„nur meer“ – über Konkretheit und Transzendenz in der Malerei von Skadi Engeln

 

“Dieser unendliche Raum, dessen Vordergrund man immer wieder mit etwas Gerümpel anfüllen muss, damit man seine schaurige Tiefe nicht so sieht. …Dieses grenzenlose Verlassensein in der Ewigkeit. Dieses Alleinsein.”

Max Beckmann, 1915

Eine Malerin und ihr Motiv – Bilder vom Meer, Malerei, die von der Wahrnehmung und dem Erlebnis von Wasser, Licht und Himmel inspiriert sind. Skadi Engeln hat viele Meere besucht und so nennt sie ihre Ausstellung von Arbeiten der beiden letzten Jahre, einem Gedicht von Erich Fried entlehnt, „nur meer“.

Skadi Engeln zeigt uns Meereslandschaften in der Veränderung. In ihrer Malerei erkennt man das Flüchtige und die Übergänge, die das Wetter, wie auch das Leben und das Dasein bestimmen – Wolken ziehen über dem Horizont auf, man gewinnt den Eindruck, Schauer gingen nieder oder ein Gewitter entlade sich, dann aber liegt wieder der Glanz des Sonnenlichtes über der Szene. Die Luft ist voller Wasser, voll von Feuchtigkeit und Reflektionen, so blau, so weit. Schaut man diese Bilder an, so gewahrt man die Veränderungen von Licht und Luft und Farben. Auch erkennt man einen weiten Raum, der sich bis zum Horizont dehnt, und es stellt sich die Frage, wohin er führen mag, was dahinter ist.

Skadi Engeln unterteilt ihre Bilder durch Horizontlinien. Ganz zu Beginn des Malprozesses legt sie deren Verlauf fest. Oft verläuft die Horizontlinie genau in der Mitte ihrer immer querformatigen Darstellungen, die sie auf Nessel oder Papier anlegt. Die Horizontlinie teilt und scheidet die immense Wasserfläche vom Himmel, das Flüssige von der Luft. Dann aber ist der Horizont weiter nach oben oder auch nach unten verschoben, womit sich die Wahrnehmung der Meereslandschaften verändert und wir entweder weit in den Raum, geradezu über den Horizont hinaus sehen können, oder im anderen Fall, von einem tieferen Gesichtspunkt unmittelbar auf den Meeresspiegel schauen, etwa so als stünden wir im Wasser.
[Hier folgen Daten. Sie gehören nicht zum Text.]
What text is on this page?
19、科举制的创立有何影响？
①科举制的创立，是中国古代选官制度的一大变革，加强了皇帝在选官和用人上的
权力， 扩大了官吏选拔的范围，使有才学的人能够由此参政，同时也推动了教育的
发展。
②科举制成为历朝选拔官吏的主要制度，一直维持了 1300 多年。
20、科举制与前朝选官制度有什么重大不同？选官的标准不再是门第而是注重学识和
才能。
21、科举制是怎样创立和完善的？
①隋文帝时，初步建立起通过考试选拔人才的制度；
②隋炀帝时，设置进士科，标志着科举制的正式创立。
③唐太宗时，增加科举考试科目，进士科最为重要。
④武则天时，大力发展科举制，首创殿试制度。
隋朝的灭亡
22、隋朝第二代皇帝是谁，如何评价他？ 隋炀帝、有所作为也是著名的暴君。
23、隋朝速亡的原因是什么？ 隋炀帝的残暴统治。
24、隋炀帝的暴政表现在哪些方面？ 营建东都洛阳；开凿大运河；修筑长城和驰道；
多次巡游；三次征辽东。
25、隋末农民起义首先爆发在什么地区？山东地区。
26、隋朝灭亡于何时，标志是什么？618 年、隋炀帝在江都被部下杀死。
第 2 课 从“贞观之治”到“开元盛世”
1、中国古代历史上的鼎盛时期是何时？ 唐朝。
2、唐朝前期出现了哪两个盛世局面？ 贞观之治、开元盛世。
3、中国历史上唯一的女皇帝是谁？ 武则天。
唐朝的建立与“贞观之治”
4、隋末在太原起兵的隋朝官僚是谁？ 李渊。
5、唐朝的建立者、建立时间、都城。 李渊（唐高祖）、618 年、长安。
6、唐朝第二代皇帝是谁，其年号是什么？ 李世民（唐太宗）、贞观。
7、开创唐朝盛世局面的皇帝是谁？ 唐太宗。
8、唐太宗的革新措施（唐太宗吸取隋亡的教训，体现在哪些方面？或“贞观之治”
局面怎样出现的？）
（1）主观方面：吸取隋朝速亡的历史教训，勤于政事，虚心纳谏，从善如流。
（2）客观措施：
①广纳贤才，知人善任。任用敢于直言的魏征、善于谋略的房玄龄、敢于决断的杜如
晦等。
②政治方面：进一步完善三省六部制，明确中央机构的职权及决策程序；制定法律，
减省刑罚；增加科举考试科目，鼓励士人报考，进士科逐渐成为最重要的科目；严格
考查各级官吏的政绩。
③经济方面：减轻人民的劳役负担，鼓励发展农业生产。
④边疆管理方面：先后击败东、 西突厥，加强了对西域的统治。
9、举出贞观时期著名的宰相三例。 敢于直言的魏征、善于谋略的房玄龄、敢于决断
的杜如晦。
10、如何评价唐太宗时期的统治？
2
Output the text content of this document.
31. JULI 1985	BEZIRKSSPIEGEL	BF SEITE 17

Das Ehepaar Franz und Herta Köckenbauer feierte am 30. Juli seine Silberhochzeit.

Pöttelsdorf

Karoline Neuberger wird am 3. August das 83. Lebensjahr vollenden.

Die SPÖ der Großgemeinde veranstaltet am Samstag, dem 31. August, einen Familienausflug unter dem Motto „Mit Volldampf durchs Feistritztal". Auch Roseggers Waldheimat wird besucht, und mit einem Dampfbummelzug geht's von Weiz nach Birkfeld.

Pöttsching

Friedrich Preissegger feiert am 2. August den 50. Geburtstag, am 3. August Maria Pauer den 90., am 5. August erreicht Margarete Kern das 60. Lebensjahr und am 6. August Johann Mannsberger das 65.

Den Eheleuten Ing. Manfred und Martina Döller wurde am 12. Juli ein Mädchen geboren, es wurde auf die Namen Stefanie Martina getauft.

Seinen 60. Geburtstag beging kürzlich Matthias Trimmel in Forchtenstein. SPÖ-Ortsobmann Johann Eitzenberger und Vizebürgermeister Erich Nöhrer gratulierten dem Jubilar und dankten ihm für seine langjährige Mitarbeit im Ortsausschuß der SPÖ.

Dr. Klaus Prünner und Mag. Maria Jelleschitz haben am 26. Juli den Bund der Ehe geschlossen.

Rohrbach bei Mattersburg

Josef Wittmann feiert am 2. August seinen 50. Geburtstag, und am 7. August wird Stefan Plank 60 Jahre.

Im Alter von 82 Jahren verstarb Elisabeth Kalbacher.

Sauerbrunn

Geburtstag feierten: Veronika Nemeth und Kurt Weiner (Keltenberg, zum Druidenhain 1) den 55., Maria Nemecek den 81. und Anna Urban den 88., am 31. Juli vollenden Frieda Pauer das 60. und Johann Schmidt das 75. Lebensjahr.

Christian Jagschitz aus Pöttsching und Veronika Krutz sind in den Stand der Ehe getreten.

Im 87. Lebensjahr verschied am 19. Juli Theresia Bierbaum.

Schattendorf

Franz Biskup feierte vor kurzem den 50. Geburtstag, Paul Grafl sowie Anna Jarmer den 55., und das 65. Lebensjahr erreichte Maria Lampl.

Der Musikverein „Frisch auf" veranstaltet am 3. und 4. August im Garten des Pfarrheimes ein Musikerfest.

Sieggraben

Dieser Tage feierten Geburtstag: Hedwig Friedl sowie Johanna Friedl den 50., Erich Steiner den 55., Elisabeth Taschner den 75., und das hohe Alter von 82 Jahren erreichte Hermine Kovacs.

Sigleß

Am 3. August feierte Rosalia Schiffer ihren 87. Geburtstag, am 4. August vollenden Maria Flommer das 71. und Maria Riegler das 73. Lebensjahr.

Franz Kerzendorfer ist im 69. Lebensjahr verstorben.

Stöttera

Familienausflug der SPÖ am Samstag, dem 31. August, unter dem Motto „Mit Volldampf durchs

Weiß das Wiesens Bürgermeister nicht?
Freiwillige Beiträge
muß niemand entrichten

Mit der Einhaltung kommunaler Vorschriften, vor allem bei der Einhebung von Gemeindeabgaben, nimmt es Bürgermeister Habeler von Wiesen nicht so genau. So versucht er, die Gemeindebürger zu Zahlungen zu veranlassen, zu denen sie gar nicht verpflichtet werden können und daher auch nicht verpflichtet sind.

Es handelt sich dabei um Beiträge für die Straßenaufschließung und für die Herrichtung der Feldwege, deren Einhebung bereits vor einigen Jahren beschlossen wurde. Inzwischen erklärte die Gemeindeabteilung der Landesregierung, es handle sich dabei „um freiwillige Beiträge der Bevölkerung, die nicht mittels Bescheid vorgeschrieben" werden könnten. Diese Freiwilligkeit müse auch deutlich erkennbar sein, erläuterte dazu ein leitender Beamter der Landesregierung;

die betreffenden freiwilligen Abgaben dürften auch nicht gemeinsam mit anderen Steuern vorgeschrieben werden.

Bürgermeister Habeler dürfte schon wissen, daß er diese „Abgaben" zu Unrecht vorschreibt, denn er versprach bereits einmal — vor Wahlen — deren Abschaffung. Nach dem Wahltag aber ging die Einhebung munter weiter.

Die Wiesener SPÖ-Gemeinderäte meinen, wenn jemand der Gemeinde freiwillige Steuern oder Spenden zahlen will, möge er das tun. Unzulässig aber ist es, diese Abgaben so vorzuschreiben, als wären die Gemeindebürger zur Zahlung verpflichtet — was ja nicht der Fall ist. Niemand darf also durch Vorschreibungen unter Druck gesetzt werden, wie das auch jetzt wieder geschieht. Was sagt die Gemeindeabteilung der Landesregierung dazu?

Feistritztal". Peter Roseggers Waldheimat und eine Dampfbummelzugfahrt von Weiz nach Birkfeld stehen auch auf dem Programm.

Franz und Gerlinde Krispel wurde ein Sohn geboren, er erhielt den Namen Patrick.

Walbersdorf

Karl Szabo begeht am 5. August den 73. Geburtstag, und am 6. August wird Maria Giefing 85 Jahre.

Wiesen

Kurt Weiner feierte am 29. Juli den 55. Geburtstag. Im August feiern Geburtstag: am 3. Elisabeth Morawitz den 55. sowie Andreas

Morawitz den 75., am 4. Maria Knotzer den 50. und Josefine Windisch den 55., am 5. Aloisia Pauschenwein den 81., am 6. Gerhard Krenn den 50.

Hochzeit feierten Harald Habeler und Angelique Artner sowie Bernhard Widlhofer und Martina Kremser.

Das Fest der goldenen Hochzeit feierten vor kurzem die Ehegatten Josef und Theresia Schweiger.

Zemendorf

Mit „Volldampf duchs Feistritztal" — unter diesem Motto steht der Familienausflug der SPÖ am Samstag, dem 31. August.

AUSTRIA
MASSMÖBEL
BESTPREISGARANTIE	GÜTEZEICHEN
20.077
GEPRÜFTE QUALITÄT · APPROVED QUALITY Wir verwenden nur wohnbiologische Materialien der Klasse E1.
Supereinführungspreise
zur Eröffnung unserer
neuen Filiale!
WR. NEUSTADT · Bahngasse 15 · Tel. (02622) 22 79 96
Doch ist auch alles konkret an dieser Malerei, will nicht im Sinne des Realismus ein illusionistisches Abbild vortäuschen, sondern eine Form und somit auch eine Haltung benennen, die die Künstlerin im Malakt entwickelt. In der Intention ihrer Kunst stehen Fragen danach, was Farbe in uns auszulösen vermag, welche geistige Idee mit der dargestellten Leere einhergeht und welche Vorstellungen von Unendlichkeit angesichts des immensen Ozeans und der Wirkung der Natur. Solche Themen begegnen uns angesichts der Malerei von Skadi Engeln. Die Künstlerin knüpft damit bewusst an ein von der frühen Romantik entworfenes Wahrnehmungskonzept an – wie es uns etwa bei Caspar David Friedrich begegnet – sie aktualisiert dieses Konzept mit den Mitteln ihrer Malerei, ohne es aus der konkret naturalistischen Formulierung in eine rein formale Abstraktion zu entlassen. Vielmehr bleibt Skadi Engeln im Sinne der Fortschreibung des romantischen Gedankens bei den Gegenständen und ihren Wirkungen, also beim Meer und dem Himmel, damit ihre Vorstellung von Natur und Geist, von Raum und Unendlichkeit unmittelbar und konkret fassbar bleibt.

Diese Malerei entsteht aus der gewonnen Vorstellung, die Künstlerin arbeitet nicht „en plein air“ an den Stränden, vielmehr erinnert sie sich beim Malen und entwirft dabei ihr Bild von Gesehenem und Erlebtem. Und so viele Farben, so viele Töne und Facetten von Blau – dieser immateriellen Farbe, auch von Weiß und Grau, die sich mit grün und  gelb vermischen und einem Rot begegnen – ein rosa Streif am Himmel, auch Violett ist dabei. Eigentlich sind es alle Farben, selbst wenn das Blau dominiert, die wir in den Bildern erkennen – oder suchen sie uns auf und wir müssen nur warten?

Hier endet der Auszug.